I naively assumed when learning about databases for the first time that queries would be compiled and executed like functions in traditional programming. Turns out I was wrong, but this creates unnecessary latency by sending extra data (the whole written query), compiling it at run time, and then executing it. With Helix, you write the queries in our query language (HelixQL), which is then transpiled into Rust code and built directly into the database server, where you can call a generated API endpoint.
Many people have a thing against “yet another query language” (doubtless for good reason!) but we went ahead and did it anyway, because we think it makes working with our database so much easier that it’s worth a bit of a learning curve. HelixQL takes from other query languages such as Gremlin, Cypher and SQL with some extra ideas added in. It is declarative while the traversals themselves are functional. This allows complete control over the traversal flow while also having a cleaner syntax. HelixQL returns JSON to make things easy for clients. Also, it uses a schema, so the queries are type-checked.
We took a crude approach to building the original graph engine as a way to get an MVP out, so we are now working on improving the graph engine by making traversals massively parallel and pipelined. This means data is only ever decoded from disk when it is needed, and parts of reads are all processed in parallel.
If you’d like to try it out in a simple RAG demo, you can follow this guide and run our Jupyter notebook: https://github.com/HelixDB/helix-db/tree/main/examples/rag_d...
Many thanks! Comments and feedback welcome!
Feel free to point me to docs / code if these are lazy questions :)
For keys we are using UUIDs, but using the v6 timestamped uuids so that they are easily lexicographically ordered at creation time. This means keys inserted into LMDB are inserted using the APPEND flag, meaning LMDB shortcuts to the rightmost leaf in its B-Tree (rather than starting at the root) and appends the new record. It can do this because the records are ordered by creation time meaning each new record is guaranteed to be larger (in terms of big-endian byte order) than the previous record.
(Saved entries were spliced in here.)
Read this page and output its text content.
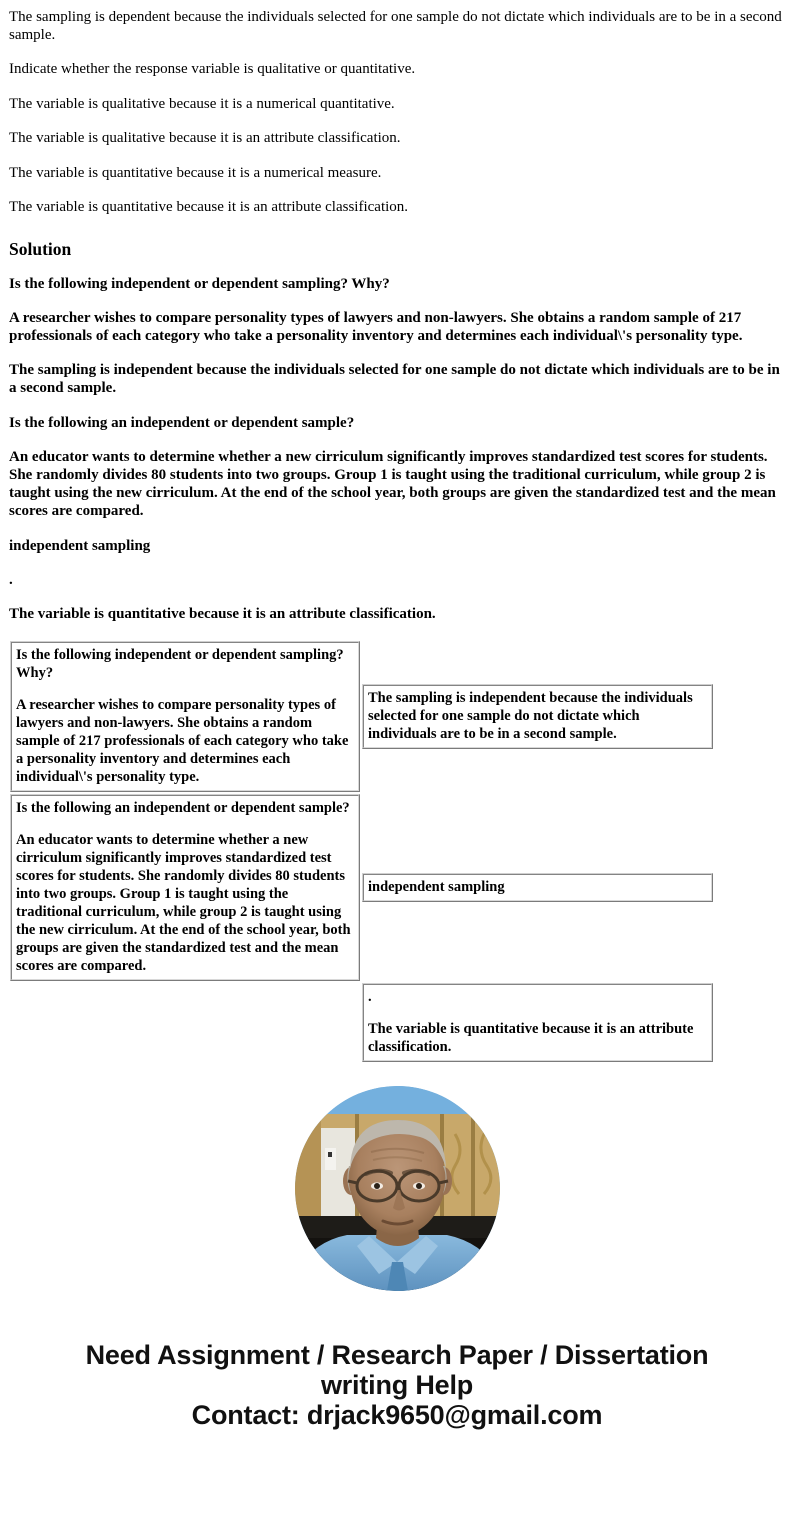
The sampling is dependent because the individuals selected for one sample do not dictate which individuals are to be in a second sample.

Indicate whether the response variable is qualitative or quantitative.

The variable is qualitative because it is a numerical quantitative.

The variable is qualitative because it is an attribute classification.

The variable is quantitative because it is a numerical measure.

The variable is quantitative because it is an attribute classification.

Solution

Is the following independent or dependent sampling? Why?

A researcher wishes to compare personality types of lawyers and non-lawyers. She obtains a random sample of 217 professionals of each category who take a personality inventory and determines each individual\'s personality type.

The sampling is independent because the individuals selected for one sample do not dictate which individuals are to be in a second sample.

Is the following an independent or dependent sample?

An educator wants to determine whether a new cirriculum significantly improves standardized test scores for students. She randomly divides 80 students into two groups. Group 1 is taught using the traditional curriculum, while group 2 is taught using the new cirriculum. At the end of the school year, both groups are given the standardized test and the mean scores are compared.

independent sampling

.

The variable is quantitative because it is an attribute classification.

Is the following independent or dependent sampling? Why?

A researcher wishes to compare personality types of lawyers and non-lawyers. She obtains a random sample of 217 professionals of each category who take a personality inventory and determines each individual\'s personality type.	The sampling is independent because the individuals selected for one sample do not dictate which individuals are to be in a second sample.

Is the following an independent or dependent sample?

An educator wants to determine whether a new cirriculum significantly improves standardized test scores for students. She randomly divides 80 students into two groups. Group 1 is taught using the traditional curriculum, while group 2 is taught using the new cirriculum. At the end of the school year, both groups are given the standardized test and the mean scores are compared.	independent sampling

	.

The variable is quantitative because it is an attribute classification.

Need Assignment / Research Paper / Dissertation
writing Help
Contact: drjack9650@gmail.com
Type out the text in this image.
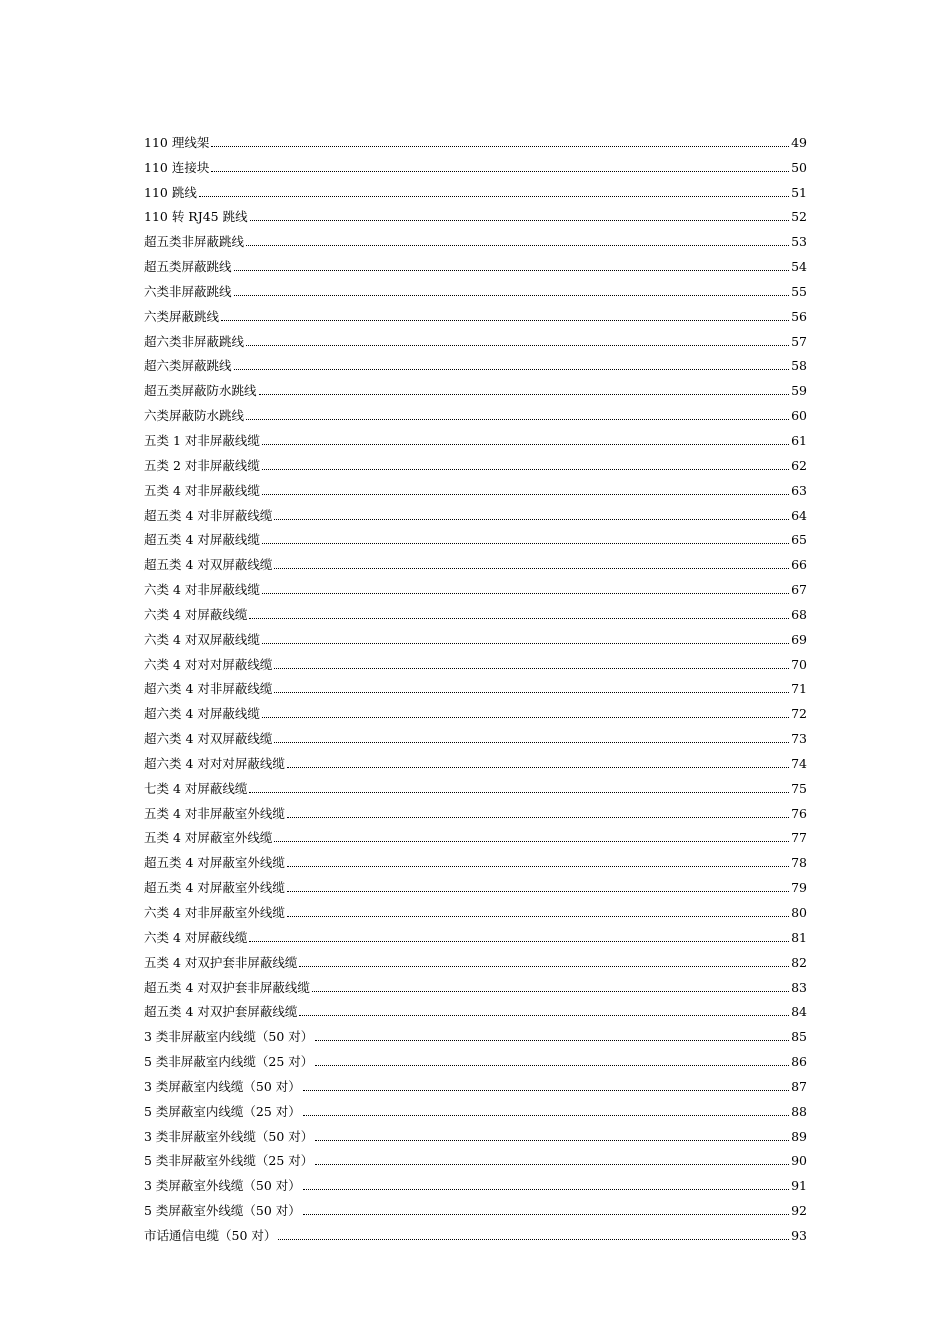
110 理线架	49
110 连接块	50
110 跳线	51
110 转 RJ45 跳线	52
超五类非屏蔽跳线	53
超五类屏蔽跳线	54
六类非屏蔽跳线	55
六类屏蔽跳线	56
超六类非屏蔽跳线	57
超六类屏蔽跳线	58
超五类屏蔽防水跳线	59
六类屏蔽防水跳线	60
五类 1 对非屏蔽线缆	61
五类 2 对非屏蔽线缆	62
五类 4 对非屏蔽线缆	63
超五类 4 对非屏蔽线缆	64
超五类 4 对屏蔽线缆	65
超五类 4 对双屏蔽线缆	66
六类 4 对非屏蔽线缆	67
六类 4 对屏蔽线缆	68
六类 4 对双屏蔽线缆	69
六类 4 对对对屏蔽线缆	70
超六类 4 对非屏蔽线缆	71
超六类 4 对屏蔽线缆	72
超六类 4 对双屏蔽线缆	73
超六类 4 对对对屏蔽线缆	74
七类 4 对屏蔽线缆	75
五类 4 对非屏蔽室外线缆	76
五类 4 对屏蔽室外线缆	77
超五类 4 对屏蔽室外线缆	78
超五类 4 对屏蔽室外线缆	79
六类 4 对非屏蔽室外线缆	80
六类 4 对屏蔽线缆	81
五类 4 对双护套非屏蔽线缆	82
超五类 4 对双护套非屏蔽线缆	83
超五类 4 对双护套屏蔽线缆	84
3 类非屏蔽室内线缆（50 对）	85
5 类非屏蔽室内线缆（25 对）	86
3 类屏蔽室内线缆（50 对）	87
5 类屏蔽室内线缆（25 对）	88
3 类非屏蔽室外线缆（50 对）	89
5 类非屏蔽室外线缆（25 对）	90
3 类屏蔽室外线缆（50 对）	91
5 类屏蔽室外线缆（50 对）	92
市话通信电缆（50 对）	93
We also store the UUIDs as u128 values for two reasons. The first is that a u128 takes up 16 bytes where as a string UUID takes up 36 bytes. This means we store 56% less data and LMDB has to decode 56% less bytes when doing code accesses.
For the outgoing/incoming edges for nodes, we store them as fixed sizes which means LMDB packs them in, removing the 8 byte header per Key-Value pair.
In the future, we are also going to separate the properties from the stored value as empty property objects still take up 8 bytes of space. We will also make it so nothing is inserted if the properties are empty.
You can see most of this in action in the storage core file: https://github.com/HelixDB/helix-db/blob/main/helixdb/src/he...